Nu leef en werk ik als geprofeste zuster sinds 2012 in ons klooster in Vo­ge­len­zang. Mijn roe­ping in een zin om­schrij­ven, zou zijn: de liefde die God mij gegeven heeft verder dragen. Dit door elke dag weer ant­woord te geven op Zijn opdracht voor mij, die nooit veranderd, maar telkens vernieuwd, omdat het leven niet stil staat. Het werk kan ver­an­de­ren, maar de stabiele factoren, het gebedsleven en de liefde, blijven. Het is een weg die niet altijd ge­mak­ke­lijk is, maar die me wel gelukkig maakt, elke dag weer.

scheidslijn

Het verhaal van Zuster Elvira Maria

Mijn naam is Zr. Elvira Maria van de Eucha­ris­tie. In het eerste jaar van mijn muziekstudie Zang en Piano kwam ik tij­dens een Masterclass in contact met reli­gi­euze lie­de­ren. Dat is een keer­punt geweest in mijn leven, ik ging nadenken over God en het geloof.

Al jaren lang was ik op zoek naar iets groter dan wat ik direct om mij heen zag en ervoer. Ik vond in de Katho­lie­ke Kerk het ant­woord. In het begin dacht ik nog dat een reli­gi­euze roe­ping te combineren was met een muziekcarrière, maar God wilde meer. Ik vocht als een leeuw en probeerde ook onder een kloosterroe­ping uit te komen. God was sterker en overwon. Tijdens een lie­de­ren­avond in de Doelen kwam de klap. Tussen twee lie­de­ren-blokken in, in een moment van con­cen­tratie en in­spi­ra­tie hoorde ik een inner­lijke stem: “Wat sta je hier in Godsnaam te doen?”.

Ik wist dat er iets groters in mijn leven was geko­men en dat was de uit­no­di­ging van Jezus om Hem van heel dichtbij te volgen en Zijn bruid te wor­den. Ik hing mijn concertjurken aan de wilgen en trad in. Het was spannend en niet ge­mak­ke­lijk om mijn grootste droom achter mij te laten, mijn tien­tal­len leer­lin­gen te ver­tellen dat ze een andere docent moesten zoeken, mijn geliefde koorle­den in de steek te laten, maar er was iets groters en ik moest gehoor geven aan een steeds sterker wor­dende stem: “Kom volg Mij!”

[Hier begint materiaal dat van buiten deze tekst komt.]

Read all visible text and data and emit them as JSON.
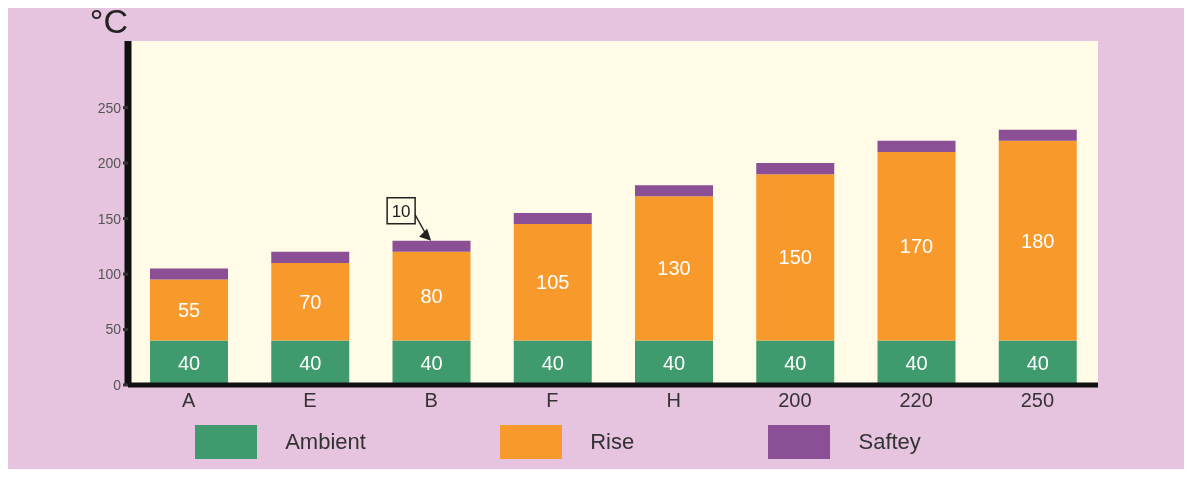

Mijn roe­ping is om helemaal op God te ver­trouwen, te geloven dat deze weg goed is en helemaal Gods wil. Op dit moment ben ik provinciaal overste van de Neder­landse Provincie van onze con­gre­ga­tie. Klinkt echt be­lang­rijk, maar het valt echt reuze mee. Het komt er op neer dat ik overste ben in ons klooster in Vo­ge­len­zang en lei­ding geef aan de zuster­ge­meen­schap en de mede­wer­kers van ons huis Casa Carmeli.

Hoe ik me nu voel over het leven met deze roe­ping? Ik moet er een beetje om lachen. Ik zie nu dat het leven als zuster minstens zo opwin­dend en af­wis­se­lend is als het leven op het podium. Dit is mis­schien niet te geloven maar ik zou zo zeggen: “Kom en zie!”